Tenía razón. A causa del trabajo, sin importar lo que hagamos, nos
la pasamos mirando
los relojes. La única cosa "libre" sobre el llamado
tiempo libre es que no le cuesta nada al
jefe. El tiempo libre está dedicado en su mayoría a prepararse
para ir al trabajo, ir al trabajo, regresar
del trabajo, y recobrándose del trabajo. El tiempo libre es un
eufemismo para la manera
peculiar en que el trabajador, como factor de producción, no sólo
se transporta a sí mismo,
a sus propias expensas, desde y hacia el
puesto de trabajo, sino que además asume la responsabilidad
por su propio mantenimiento y reparación. El carbón y el acero no
hacen eso. Las
máquinas fresadoras y las de escribir no hacen eso. Pero los
empleados lo hacen. Con razón
Edward G. Robinson, en una de sus películas de gángsteres, exclamó
"¡el trabajo es para los
estúpidos!"
Platón
y Jenofonte atribuyen a Sócrates, y obviamente comparten con él,
una comprensión de los
efectos destructivos del trabajo en el trabajador como ciudadano y
como ser humano. Herodoto
identificó el desprecio por el trabajo como un atributo de los
griegos clásicos en la cumbre
de su cultura. Cicerón dijo que "quien da su labor a cambio de
dinero se vende a sí mismo,
y se coloca al mismo nivel que los esclavos". Su candor es raro
ahora, pero las sociedades
primitivas contemporáneas a las que solemos
ver con desprecio nos proveen de portavoces
que han intrigado a los antropólogos de Occidente. Los Kapaku de
Irián del Oeste, según
Posposil, tienen una concepción de balance en la vida, y por ello
trabajan un día si y otro no,
el día de descanso destinado a "recobrar el poder y salud
perdidos". Nuestros antepasados, incluso
en el siglo dieciocho, cuando ya habían recorrido la mayor parte
del camino hacia nuestro
actual predicamento, al menos sabían lo que nosotros hemos
olvidado, el lado siniestro de
la industrialización.

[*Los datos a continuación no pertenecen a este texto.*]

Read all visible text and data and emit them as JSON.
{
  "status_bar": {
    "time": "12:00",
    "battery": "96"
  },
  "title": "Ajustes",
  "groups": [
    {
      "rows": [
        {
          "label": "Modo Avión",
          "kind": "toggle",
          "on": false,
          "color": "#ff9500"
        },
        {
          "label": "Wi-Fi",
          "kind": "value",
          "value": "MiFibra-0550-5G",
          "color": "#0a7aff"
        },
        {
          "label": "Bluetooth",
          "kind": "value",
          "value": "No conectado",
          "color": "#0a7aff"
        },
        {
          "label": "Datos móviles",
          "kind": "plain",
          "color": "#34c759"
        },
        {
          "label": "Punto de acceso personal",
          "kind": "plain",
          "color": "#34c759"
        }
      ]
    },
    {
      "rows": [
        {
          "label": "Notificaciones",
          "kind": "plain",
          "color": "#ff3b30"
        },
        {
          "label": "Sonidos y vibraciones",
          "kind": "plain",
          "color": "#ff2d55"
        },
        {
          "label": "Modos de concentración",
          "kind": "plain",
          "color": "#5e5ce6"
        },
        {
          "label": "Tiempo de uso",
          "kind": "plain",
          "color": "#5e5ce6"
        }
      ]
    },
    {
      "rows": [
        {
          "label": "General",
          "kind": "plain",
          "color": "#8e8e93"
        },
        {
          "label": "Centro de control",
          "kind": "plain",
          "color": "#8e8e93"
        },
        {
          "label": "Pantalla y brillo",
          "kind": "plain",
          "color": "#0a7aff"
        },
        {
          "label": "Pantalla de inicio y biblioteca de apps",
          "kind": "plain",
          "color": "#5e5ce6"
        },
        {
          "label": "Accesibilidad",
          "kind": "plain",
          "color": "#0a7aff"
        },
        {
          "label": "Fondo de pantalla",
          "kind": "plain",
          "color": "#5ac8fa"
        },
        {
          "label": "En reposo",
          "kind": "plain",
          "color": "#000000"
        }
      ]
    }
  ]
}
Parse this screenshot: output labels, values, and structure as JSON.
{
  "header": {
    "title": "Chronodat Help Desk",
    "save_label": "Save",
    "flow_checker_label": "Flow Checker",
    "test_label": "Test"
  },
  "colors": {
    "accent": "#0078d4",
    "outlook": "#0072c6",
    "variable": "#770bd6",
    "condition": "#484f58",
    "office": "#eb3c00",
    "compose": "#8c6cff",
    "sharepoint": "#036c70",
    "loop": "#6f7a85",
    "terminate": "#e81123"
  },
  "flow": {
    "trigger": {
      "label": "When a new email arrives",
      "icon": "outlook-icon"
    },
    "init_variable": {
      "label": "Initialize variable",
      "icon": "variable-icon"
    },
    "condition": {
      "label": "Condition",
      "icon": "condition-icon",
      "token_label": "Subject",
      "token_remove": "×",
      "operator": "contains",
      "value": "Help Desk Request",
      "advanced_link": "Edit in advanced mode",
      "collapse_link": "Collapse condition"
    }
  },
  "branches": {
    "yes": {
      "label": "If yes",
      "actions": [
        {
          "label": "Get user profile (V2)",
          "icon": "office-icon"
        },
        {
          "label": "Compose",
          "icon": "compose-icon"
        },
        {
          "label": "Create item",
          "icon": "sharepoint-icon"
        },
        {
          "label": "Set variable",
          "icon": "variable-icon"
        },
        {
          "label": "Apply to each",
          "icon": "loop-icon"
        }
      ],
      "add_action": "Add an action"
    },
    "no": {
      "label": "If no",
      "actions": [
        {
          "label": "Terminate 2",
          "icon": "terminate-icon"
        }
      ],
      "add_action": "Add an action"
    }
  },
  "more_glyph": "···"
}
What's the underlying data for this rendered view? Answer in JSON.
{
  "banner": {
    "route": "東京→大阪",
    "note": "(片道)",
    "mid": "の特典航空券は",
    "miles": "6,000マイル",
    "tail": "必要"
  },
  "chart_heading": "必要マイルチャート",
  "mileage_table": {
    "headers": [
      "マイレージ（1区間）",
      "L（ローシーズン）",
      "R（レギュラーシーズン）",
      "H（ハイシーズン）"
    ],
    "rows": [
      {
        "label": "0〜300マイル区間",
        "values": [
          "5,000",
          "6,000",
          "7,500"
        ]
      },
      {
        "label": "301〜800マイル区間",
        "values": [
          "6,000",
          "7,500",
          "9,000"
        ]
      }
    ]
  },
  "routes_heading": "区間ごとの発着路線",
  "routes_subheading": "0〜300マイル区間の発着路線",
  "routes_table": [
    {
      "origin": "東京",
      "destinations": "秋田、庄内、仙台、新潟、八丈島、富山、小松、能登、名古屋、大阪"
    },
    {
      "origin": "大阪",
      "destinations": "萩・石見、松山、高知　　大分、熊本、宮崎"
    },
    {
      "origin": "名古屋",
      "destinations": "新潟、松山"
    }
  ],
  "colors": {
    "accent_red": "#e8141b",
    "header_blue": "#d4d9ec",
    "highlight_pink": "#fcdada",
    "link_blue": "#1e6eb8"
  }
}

Su devoción religiosa a "San Lunes"
-con lo cual establecieron una semana
laboral de cinco días 150-200 años antes de su consagración
legal- era la desesperación
de los primeros propietarios de fábricas. Les tomó un largo tiempo
someterse a la
tiranía de la campana, predecesora del reloj. De hecho, se necesitó
una generación o dos para
reemplazar adultos varones con mujeres acostumbradas a la obediencia
y niños que podían
ser moldeados para ajustarse a las necesidades industriales. Incluso
los campesinos explotados
del Antiguo Régimen le sustraían un tiempo sustancial a su trabajo
para el Señor. De
acuerdo a Lafargue, un cuarto del calendario de los campesinos
franceses estaba dedicado a
domingos y días festivos, y las cifras de Chayanov sobre los
poblados de la Rusia Zarista -nada
más lejos de una sociedad progresista- también muestra que un
cuarto o quinto de los días
de los campesinos se dedicaba al reposo. Controlando para la
productividad, estamos obviamente
muy por detrás de éstas sociedades atrasadas. Los muziks
explotados se preguntarían
porqué cualquiera de nosotros se molesta siquiera en trabajar.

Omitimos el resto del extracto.